Auswirkungen auf die Fonds. Die Verunsicherung bei AnlegerInnen ist enorm, wie mehrere hundert Registrierungen im Anlegerforum innerhalb weniger Tage zeigen. Die gestellten Fragen zu einzelnen Fonds zeigen außerdem, dass großes Unwissen in Bezug auf die Struktur der Fonds herrscht. Denn die Fonds haben ihr Geld in meist zwei Zwischengesellschaften überwiesen, die dann in einzelne Projektgesellschaften investierten. Eine wirtschaftliche Betrachtung der älteren Fonds zeigt, dass die hohe Kostenstruktur sehr stark belastet. Zum Teil in Aussicht gestellte Renditen von sechs bis zehn Prozent pro Jahr wurden selbst in den guten Zeiten nicht erreicht. Der schwierige Immobilienmarkt und die nun durch die Insolvenz allgemein bekannten Probleme machen die ohnehin schleppende Vermarktung sicher nur mit entsprechenden Preisabschlägen möglich. Die schlimmsten Befürchtungen, wonach auch die Fonds selbst in die Insolvenz schlittern könnten, erscheinen hingegen unbegründet. Von manchen angeführte Sicherheitsargumente, wonach aufgrund der fehlenden Bankkredite selbst auf Ebene der Projektgesellschaften keine Insolvenzen möglich seien, sind allerdings sehr optimistisch.

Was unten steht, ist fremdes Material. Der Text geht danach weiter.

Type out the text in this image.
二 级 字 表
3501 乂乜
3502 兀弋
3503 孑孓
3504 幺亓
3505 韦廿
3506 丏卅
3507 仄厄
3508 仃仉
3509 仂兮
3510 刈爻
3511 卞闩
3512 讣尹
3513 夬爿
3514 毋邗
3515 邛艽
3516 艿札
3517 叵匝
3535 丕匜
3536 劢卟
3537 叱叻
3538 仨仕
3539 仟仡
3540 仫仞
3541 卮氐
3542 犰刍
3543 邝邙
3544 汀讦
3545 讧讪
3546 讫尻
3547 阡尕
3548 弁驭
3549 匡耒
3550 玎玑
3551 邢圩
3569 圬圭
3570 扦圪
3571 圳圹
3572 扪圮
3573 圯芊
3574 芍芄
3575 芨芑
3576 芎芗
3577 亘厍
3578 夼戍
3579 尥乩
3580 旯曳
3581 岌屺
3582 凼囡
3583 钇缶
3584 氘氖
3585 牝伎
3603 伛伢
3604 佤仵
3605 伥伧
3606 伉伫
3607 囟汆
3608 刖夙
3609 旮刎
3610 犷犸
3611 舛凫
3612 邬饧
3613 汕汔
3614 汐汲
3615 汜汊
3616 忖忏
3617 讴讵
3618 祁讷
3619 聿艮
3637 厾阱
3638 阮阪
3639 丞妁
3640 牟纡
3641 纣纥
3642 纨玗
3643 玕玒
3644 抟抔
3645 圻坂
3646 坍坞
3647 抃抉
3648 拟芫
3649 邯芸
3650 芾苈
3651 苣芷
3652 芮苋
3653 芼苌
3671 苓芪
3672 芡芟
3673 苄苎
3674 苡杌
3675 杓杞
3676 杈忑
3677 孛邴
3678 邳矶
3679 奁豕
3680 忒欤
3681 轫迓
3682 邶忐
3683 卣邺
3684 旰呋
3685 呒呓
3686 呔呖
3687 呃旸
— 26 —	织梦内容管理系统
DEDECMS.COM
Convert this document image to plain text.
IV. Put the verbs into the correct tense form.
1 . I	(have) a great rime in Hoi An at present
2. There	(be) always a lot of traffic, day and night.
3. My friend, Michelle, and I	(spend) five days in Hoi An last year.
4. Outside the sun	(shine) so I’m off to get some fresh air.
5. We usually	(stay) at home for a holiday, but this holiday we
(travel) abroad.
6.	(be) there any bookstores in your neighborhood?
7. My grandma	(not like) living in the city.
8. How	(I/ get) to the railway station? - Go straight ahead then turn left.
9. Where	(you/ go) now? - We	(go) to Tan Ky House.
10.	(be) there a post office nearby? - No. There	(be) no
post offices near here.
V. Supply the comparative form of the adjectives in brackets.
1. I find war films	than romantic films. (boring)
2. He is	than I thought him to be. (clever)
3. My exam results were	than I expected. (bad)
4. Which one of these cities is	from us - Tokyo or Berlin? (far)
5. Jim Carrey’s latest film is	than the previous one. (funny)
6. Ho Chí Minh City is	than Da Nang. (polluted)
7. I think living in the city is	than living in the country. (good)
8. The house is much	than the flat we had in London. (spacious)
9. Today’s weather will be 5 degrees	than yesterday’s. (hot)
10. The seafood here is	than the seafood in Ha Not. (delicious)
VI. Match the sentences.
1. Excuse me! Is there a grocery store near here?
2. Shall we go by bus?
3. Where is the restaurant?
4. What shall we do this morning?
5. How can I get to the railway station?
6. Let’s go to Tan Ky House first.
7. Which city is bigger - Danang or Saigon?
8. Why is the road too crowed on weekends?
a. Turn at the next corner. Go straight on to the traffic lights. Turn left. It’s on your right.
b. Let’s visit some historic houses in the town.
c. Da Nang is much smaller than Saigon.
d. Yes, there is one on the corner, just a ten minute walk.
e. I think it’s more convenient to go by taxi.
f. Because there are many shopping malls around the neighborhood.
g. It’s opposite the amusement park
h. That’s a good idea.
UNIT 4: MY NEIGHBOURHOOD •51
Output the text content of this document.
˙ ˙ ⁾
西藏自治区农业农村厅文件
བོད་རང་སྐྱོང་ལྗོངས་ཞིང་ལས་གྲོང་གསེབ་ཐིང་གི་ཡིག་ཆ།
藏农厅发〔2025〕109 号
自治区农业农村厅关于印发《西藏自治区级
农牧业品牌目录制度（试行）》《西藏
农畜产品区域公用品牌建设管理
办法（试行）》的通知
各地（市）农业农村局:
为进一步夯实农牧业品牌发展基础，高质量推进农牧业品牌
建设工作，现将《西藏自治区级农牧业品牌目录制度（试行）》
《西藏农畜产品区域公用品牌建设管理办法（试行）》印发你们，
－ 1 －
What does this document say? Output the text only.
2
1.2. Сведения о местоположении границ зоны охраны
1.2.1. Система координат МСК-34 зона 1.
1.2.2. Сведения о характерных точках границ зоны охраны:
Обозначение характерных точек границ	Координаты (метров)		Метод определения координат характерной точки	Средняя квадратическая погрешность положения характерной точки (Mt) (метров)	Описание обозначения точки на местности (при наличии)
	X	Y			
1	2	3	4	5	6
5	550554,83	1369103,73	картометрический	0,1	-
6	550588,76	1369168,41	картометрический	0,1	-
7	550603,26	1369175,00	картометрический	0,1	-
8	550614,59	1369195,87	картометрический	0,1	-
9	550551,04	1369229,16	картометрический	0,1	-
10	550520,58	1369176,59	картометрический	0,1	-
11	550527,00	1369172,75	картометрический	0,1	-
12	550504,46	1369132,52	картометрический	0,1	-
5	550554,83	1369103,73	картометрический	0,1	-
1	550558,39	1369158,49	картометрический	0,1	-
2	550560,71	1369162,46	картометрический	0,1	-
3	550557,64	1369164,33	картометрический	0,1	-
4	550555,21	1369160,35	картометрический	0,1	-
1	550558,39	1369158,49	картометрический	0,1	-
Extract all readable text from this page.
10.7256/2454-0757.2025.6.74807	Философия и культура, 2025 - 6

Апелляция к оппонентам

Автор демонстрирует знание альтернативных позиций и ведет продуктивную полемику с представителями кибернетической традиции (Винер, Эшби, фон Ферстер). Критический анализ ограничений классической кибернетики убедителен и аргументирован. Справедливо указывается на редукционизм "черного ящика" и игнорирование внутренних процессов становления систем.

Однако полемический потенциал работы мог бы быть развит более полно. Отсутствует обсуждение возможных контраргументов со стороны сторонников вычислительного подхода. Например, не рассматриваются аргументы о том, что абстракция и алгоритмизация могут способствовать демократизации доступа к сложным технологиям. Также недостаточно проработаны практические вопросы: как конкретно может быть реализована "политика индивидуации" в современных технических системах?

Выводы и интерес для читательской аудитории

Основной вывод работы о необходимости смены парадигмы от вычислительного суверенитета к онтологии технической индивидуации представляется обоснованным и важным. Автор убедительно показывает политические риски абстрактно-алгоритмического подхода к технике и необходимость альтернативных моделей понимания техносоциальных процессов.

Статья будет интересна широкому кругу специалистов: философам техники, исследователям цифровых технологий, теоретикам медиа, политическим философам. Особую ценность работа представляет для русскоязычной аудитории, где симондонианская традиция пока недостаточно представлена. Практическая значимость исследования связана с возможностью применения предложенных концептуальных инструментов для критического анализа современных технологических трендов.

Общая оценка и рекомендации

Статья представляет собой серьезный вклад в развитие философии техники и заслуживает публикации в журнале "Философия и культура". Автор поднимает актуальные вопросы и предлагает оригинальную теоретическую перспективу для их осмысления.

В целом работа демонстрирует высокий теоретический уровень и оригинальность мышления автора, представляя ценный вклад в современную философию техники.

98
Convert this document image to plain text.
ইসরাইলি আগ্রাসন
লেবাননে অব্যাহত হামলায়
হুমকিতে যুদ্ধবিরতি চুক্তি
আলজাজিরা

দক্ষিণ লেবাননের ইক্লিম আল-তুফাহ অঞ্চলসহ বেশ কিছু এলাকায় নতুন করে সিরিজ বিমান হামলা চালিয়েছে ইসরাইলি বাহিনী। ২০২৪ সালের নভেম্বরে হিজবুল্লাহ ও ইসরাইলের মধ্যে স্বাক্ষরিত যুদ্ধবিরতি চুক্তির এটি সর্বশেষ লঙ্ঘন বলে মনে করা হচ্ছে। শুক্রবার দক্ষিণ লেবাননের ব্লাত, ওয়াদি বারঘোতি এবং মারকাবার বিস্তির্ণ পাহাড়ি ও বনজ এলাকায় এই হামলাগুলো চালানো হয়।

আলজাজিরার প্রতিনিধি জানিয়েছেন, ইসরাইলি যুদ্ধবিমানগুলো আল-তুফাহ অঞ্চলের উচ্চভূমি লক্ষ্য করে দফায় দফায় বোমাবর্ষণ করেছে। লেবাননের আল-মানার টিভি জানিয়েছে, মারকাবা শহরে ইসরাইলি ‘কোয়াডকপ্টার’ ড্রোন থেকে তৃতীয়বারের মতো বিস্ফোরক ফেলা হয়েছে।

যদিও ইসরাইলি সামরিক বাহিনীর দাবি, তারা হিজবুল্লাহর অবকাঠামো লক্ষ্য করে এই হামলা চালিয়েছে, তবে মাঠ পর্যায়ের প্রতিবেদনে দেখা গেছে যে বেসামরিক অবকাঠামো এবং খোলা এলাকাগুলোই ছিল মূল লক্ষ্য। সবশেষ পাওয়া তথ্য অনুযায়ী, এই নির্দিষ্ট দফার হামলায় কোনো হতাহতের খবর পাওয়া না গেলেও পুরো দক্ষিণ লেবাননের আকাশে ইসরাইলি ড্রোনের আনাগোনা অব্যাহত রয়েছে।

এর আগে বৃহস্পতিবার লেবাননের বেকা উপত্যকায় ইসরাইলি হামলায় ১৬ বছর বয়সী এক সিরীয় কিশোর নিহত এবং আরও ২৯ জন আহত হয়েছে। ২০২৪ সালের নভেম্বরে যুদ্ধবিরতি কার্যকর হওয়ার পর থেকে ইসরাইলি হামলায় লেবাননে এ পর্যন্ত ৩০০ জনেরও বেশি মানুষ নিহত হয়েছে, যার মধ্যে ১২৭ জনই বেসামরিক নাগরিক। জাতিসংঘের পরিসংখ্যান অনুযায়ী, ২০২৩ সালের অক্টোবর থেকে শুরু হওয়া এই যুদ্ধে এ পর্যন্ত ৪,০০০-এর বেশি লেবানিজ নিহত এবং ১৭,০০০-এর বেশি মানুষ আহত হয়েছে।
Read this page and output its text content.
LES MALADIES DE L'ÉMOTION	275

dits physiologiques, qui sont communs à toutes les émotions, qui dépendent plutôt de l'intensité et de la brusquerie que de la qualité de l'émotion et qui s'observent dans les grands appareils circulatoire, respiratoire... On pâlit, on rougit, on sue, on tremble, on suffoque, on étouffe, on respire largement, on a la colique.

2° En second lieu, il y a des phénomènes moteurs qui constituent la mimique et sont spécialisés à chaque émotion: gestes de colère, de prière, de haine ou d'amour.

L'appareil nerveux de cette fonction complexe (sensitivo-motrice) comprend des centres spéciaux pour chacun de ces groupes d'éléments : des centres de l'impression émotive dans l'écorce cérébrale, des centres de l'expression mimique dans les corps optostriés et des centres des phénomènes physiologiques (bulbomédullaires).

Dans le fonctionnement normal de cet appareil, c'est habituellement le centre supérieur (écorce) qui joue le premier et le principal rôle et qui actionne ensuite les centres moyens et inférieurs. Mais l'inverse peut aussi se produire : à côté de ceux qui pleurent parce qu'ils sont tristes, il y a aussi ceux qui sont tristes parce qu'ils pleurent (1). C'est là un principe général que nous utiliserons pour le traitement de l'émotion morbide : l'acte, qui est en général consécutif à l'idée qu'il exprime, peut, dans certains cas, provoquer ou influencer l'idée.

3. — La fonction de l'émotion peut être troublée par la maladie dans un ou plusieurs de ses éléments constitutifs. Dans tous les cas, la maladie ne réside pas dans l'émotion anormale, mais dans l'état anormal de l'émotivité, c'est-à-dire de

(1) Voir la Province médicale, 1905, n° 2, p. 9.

Denn Käufer von Wohnungen, die ihre Kaufpreise auf Basis der Makler- und Bauträgerverordnung bezahlen, werden wie eine Bank bevorzugt bedient. Mittelbar Eigenkapital gebende AnlegerInnen müssen sich in diesen Fällen hinten anstellen.

Loipfinger’s Meinung. Die ganz aktuell gelieferten Hintergründe geben nur allgemein bekannte Floskeln wieder. Diese mögen zwar richtig sein, erklären aber nicht, warum die Holdingvorstände die seit mindestens einem Jahr bekannten Probleme nicht Ernster nahmen. Über die Hälfte des Personals abzubauen ist als Lösungsansatz ziemlich dünn, denn damit entstehen zwangsläufig Qualitätsprobleme, die nicht zur dauerhaften Verbesserung der Situation beitragen. Gut informierte Kreise beziffern den Kapitalbedarf zur Sanierung und Fortführung der Immobiliensparte auf 50 Millionen Euro. Bis zum Insolvenzantrag bei der Project Vermittlungs GmbH klang das wohlwollend noch plausibel, auch wenn der Betrag in Relation zu 3,2 Milliarden Euro Projektvolumen nur geringe 1,5 Prozent ausmachte. Offenbar in viel stärkerem Maße vorhandene Verflechtungen über die beiden Gruppenteile hinweg werfen hingegen begründete Zweifel auf. Das gilt auch für die von den InsolvenzverwalterInnen bekannt gegebenen Sanierungsüberlegungen. Wer noch die Hoffnung auf eine Unternehmensfortführung hat, der opfert nicht ohne Not den Kapitalvertrieb, der ein durchaus interessantes Asset für einen potenziellen Investor sein dürfte.